Vorüberlegungen zum Ausbau


Wie an anderer Stelle hier zu lesen ist, waren wir keine unbedarften Camper und hatten schon mit VW-Bus und Ducato einiges an Erfahrung erworben. Dennoch ist so ein „Weltreisemobil“ schon noch mal eine andere Sache.
Es gibt viele Arten so einen Ausbau anzugehen und noch mehr Möglichkeiten, einen Ausbau zu realisieren. Es beginnt schon bei der Wahl des „Koffers“. Neben der Option, einfach einen alten Wohnwagen auf der Pritsche zu verzurren sind die häufigsten Arten der Umbau eines Militär-Shelter oder eine maßgeschneiderte GFK Kabine.
Wir hatten uns für letzteres durch FRM-Technik entschieden. Neben FRM-Technik gibt es unzählige weitere Anbieter, die entweder nur die Kabine (und den Hilfsrahmen) oder den ganzen Ausbau realisieren. Übrigens: Natürlich kann man das mit handwerklichem Geschick auch komplett selbst machen.

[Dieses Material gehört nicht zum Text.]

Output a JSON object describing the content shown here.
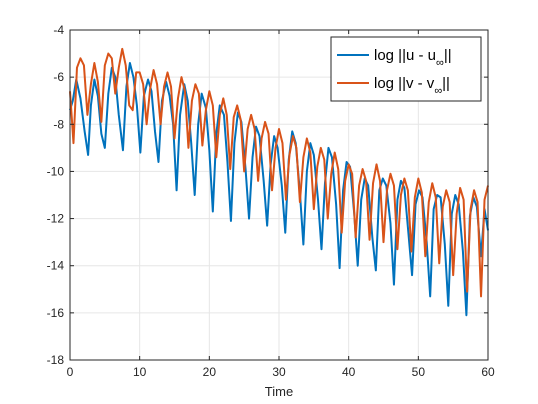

Bei uns stand also irgendwann fest, der Hilfsrahmen und die Kabine kommen von einem Anbieter, der die Kabine nach unseren Angaben (unter Berücksichtigung der Ausbaurichtlinien) fertigt. Nur, damit ist es ja nicht getan…
Koffer
Gibt es das einzig Wahre?
Wer jemals auf einer Allradmesse und dort auf der Messe Fahrzeuge begutachtet oder mit den Besuchern gesprochen und deren Fahrzeuge inspiziert hat, wird feststellen:
Es gibt unzählige Möglichkeiten einen Grundriss zu planen. Und jeder wird felsenfest behaupten, seiner wäre der einzig wahre!
Ohne hier jetzt alle unsere Erfahrungen und Gespräche wiedergeben zu wollen, möchte ich doch kurz aufzählen, was uns zu unserem Grundriss und unseren Umsetzungen gebracht hat:
1. Radstand und Abmessungen
Der Radstand eines LKW legt, zusammen mit den Ausbaurichtlinien, einen maximalen Überhang eines Koffers fest. Hinzu kommt, dass der Koffer beim Kurvenfahren um so mehr hinten ausschwenkt, je länger der Überhang ist. Der Radstand des Steyr ist 3,50m und der max. Überhang (wie bei vielen anderen LKW) bei 60%. D.h. der Koffer darf max. 2,10m über die Mitte der Hinterachse hinausragen.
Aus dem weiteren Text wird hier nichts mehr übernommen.